For a variety of reasons, pharmaceutical manufacturers often do not conduct head-to-head studies of their drugs versus the competition. On the other hand, head-to-head studies are the ultimate choice for people who have to make comparative assessments of drugs.

In the absence of head-to-head studies, decision makers generally have to make do by trying to compare competing therapies by looking at studies that have the most similarities (patient population, disease characteristics, treatment plan, etc). An important consideration in comparing studies is study design, and in particular, the methods used for analysis of the primary end points.

A common method for analysis is the last observation carried forward (LOCF) method. For subjects who for whatever reason drop out of a clinical study, the last-measured value for a variable such as response to treatment is carried forward and assumed to be valid for the last scheduled measurement in the study.

An alternative is the non-responder imputation (NRI) method. In this method, which is used for dichotomous (“yes or no”) or categorical variables, if a subject drops out of a study, that subject is assumed to be a non-responder, regardless of whether or not the subject was responding to treatment at the time of dropout.

Why is the method of analysis important?
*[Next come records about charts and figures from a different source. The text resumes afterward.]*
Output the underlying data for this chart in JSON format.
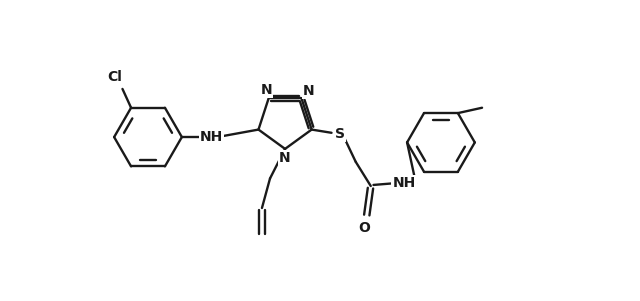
{
  "bg_color": "#ffffff",
  "line_color": "#1a1a1a",
  "lw": 1.7,
  "figsize": [
    6.4,
    3.01
  ],
  "dpi": 100,
  "xlim": [
    -0.5,
    10.5
  ],
  "ylim": [
    -0.3,
    5.3
  ]
}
It can significantly affect the apparent result of a study. In the LOCF method, for example, the last observation is often the best observed for subjects who drop out because they cannot tolerate the therapy. This biases the result in favour of the active treatment.

In contrast, NRI is a conservative method that avoids this bias. NRI may, in fact, underestimate the efficacy of a therapy, for example by categorising as a non-responder a subject who may have dropped out simply because he moved or couldn’t make scheduled study visits. Because NRI is conservative, it is gaining respect as an analytical method. In fact, according to Okamoto et al*, the US Food and Drug Administration sees LOCF as no longer acceptable for some analyses, favouring conservative methods of imputing missing values.
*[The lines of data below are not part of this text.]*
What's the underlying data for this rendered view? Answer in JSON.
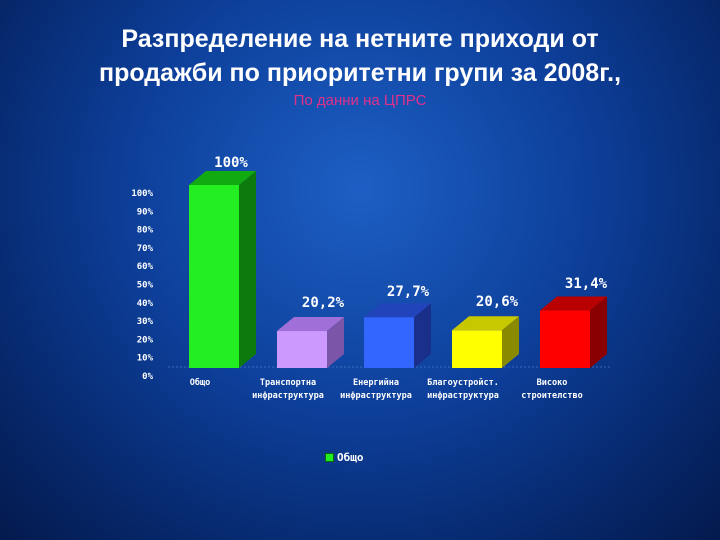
{
  "header": {
    "title_line1": "Разпределение на нетните приходи от",
    "title_line2": "продажби по приоритетни групи   за 2008г.,",
    "subtitle": "По данни на ЦПРС"
  },
  "chart_data": {
    "type": "bar",
    "categories": [
      [
        "Общо"
      ],
      [
        "Транспортна",
        "инфраструктура"
      ],
      [
        "Енергийна",
        "инфраструктура"
      ],
      [
        "Благоустройст.",
        "инфраструктура"
      ],
      [
        "Високо",
        "строителство"
      ]
    ],
    "values": [
      100,
      20.2,
      27.7,
      20.6,
      31.4
    ],
    "value_labels": [
      "100%",
      "20,2%",
      "27,7%",
      "20,6%",
      "31,4%"
    ],
    "colors": [
      "#22ee22",
      "#cc99ff",
      "#3366ff",
      "#ffff00",
      "#ff0000"
    ],
    "side_colors": [
      "#0d7a0d",
      "#7a55a8",
      "#1a2f8a",
      "#8a8a00",
      "#8a0000"
    ],
    "top_colors": [
      "#11aa11",
      "#a070d8",
      "#2244bb",
      "#c8c800",
      "#b80000"
    ],
    "yticks": [
      "100%",
      "90%",
      "80%",
      "70%",
      "60%",
      "50%",
      "40%",
      "30%",
      "20%",
      "10%",
      "0%"
    ],
    "ylim": [
      0,
      100
    ],
    "series": [
      {
        "name": "Общо",
        "values": [
          100,
          20.2,
          27.7,
          20.6,
          31.4
        ]
      }
    ],
    "legend_position": "bottom",
    "grid": false
  }
}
NRI is, in fact, one of several methods of imputation, including worst observation carried forward (WOCF), group mean imputation (GMI), placebo mean imputation (PMI), and imputation based on the reason for discontinuation (IDUR). Furthermore, conservative methods and LOCF can be used appropriately in the same study. (NRI is not appropriate for continuous variables.)
The point for those who evaluate drugs and therapies is this: when comparing studies, know which analytical methods are being used, and understand how the choice of analytical method can affect how study results look.

*Okamoto A, Wang J, Mohanty S. Rescue behavior and imputation strategies in analgesic studies (PowerPoint presentation). Accessed 01 October 2007.